I imagine the syntax would look something like this:

use { http } from "std/http";
use { env } from "std/env";
use { log } from "std/io";
use { Date } from "std/date";

var opts: Map<string, string> = env.load(".env");
var port: num = num(opts.get("PORT") || 3000);

var router: http.Router = new http.Router();

class CustomLogger {
  static fn log(msg) {
    for i : range(0, msg.length()) {
      output("[{}] {}", Date.now(), msg[i]);
    }

    -- or, an alternative
    -- for i : msg {
    --    output("[{}] {}", Date.now(), i);
    -- }
  } 
}

router.get("/", fn (...props) {
  CustomLogger.log("GET request made to /");
  var res: http.Response = props.response;
  res.send("Hello, World! Bye, Burly!");
})

router.listen(port, fn () {
  log("Listening on port ", str(num));
})
burly router.burly -o router

> Compiled successfully to ./router.

chmod +x ./router
./router

> Listening on port 3000

burly

> use math from "std/math";
> use { random } from "std/random";
> use { input, output } from "std/io";
> var game = fn (max: number=100, strikes: number=10) {
    var correct = random(0, max, fn (num) { 
      return math.round(num)
    });
    var strike: num = 1;
    var guess: num = num(input("I'm thinking of a number between 0 and {}. What's your guess? ", max)); -- should this kind of type deduction be taken care of?
    while (guess != correct) {
      if (guess < correct) {
        strike = strike + 1;
        output("My number is bigger than that. You have {} tries left.", strikes - strike);
      } else if (guess > correct) {
        strike = strike + 1;
        output("My number is smaller than that. You have {} tries left.", strikes - strike);
      } else {
        output("That's correct! You win.");
        break;
      }

      strike = strike + 1;
      if (strike == strikes) {
        output("You ran out of tries! The correct number was {}.", correct);
        break;
      }

      guess = num(input("I'm thinking of a number between 0 and {}. What's your guess? ", max));
    }
  }
> game()

^Some of the above might be missing types that should go there, this is just a thought concept. I do plan on implementing automatic deduction of types.
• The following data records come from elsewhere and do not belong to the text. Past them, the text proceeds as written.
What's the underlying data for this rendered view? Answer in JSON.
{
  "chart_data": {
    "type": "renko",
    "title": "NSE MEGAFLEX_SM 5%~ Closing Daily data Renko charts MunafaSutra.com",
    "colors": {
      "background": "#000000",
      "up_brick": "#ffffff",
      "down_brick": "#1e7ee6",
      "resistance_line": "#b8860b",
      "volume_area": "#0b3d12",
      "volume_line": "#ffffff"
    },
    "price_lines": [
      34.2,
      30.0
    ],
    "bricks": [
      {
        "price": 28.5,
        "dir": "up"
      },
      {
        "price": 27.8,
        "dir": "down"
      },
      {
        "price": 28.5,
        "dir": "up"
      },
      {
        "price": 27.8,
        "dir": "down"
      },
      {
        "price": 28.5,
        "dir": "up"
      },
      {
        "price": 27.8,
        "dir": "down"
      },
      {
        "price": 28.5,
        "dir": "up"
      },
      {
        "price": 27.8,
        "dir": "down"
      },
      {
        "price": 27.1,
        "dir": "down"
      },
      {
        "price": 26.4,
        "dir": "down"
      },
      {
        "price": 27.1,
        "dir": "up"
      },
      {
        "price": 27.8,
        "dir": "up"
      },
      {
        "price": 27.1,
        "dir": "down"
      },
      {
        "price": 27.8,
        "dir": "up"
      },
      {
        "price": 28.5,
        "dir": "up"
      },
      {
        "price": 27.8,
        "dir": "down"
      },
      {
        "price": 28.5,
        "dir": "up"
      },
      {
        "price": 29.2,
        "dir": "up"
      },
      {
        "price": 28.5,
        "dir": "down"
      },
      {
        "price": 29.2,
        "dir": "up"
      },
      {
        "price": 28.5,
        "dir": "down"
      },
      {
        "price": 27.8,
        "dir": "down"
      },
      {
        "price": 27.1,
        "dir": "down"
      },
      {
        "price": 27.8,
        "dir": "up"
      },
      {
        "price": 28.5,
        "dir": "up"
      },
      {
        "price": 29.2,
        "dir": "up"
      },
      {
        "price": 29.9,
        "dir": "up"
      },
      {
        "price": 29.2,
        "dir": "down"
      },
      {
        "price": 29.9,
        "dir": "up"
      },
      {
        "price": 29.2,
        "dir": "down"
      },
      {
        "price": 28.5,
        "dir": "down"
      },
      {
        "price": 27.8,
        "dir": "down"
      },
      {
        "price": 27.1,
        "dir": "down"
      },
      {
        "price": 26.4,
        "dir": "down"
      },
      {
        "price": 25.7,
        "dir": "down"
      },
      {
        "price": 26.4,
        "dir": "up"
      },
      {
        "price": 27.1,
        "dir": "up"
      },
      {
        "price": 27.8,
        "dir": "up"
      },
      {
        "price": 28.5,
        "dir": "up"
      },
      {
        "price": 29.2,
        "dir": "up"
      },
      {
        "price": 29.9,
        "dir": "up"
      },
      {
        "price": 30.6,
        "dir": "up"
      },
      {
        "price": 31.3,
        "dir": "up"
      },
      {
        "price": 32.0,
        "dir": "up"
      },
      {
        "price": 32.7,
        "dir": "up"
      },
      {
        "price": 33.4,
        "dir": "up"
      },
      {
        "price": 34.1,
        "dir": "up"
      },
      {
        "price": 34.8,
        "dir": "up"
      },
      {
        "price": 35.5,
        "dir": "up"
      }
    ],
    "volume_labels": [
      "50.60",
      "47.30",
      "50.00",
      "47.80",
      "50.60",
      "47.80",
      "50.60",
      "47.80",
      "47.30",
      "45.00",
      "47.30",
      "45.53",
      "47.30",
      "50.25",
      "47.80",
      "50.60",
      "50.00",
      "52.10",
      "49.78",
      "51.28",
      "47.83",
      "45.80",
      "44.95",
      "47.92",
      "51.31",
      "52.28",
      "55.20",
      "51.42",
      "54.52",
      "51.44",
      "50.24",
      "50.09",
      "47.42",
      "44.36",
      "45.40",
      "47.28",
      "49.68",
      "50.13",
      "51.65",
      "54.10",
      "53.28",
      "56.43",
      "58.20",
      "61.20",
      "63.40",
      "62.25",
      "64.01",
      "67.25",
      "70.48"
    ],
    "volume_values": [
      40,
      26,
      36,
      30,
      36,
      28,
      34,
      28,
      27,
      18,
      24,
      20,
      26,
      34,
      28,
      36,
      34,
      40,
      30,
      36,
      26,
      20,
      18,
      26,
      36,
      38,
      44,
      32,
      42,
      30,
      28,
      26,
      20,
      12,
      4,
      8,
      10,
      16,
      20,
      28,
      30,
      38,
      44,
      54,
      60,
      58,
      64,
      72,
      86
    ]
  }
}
When I'm done with this, I'd like to take it out for a spin by writing the documentation site in the language (wow! actual documentation) and a clone of Letterloop with friends. If I don't finish 80% of this and throw it aside and completely forget about it the second would be amazing. Writing something in your own programming language with other people has to be insane.

Implementation

Maybe I'll do this the dumb way and start from a tree-walk interpreter with no types to a compiler with types. Let's do it!


Life updates!

I'm thinking about a few things, and I apologize for being particularly vague here but:

  • Two more months. Art. Gap year. Enjoy two more months. Figure it out.
  • Figure out a happy medium between worrying about the future and living in the moment.

I got into Recurse Center and I'll be doing the fall batch instead than what I originally wanted to do. Sometimes things don't always go your way.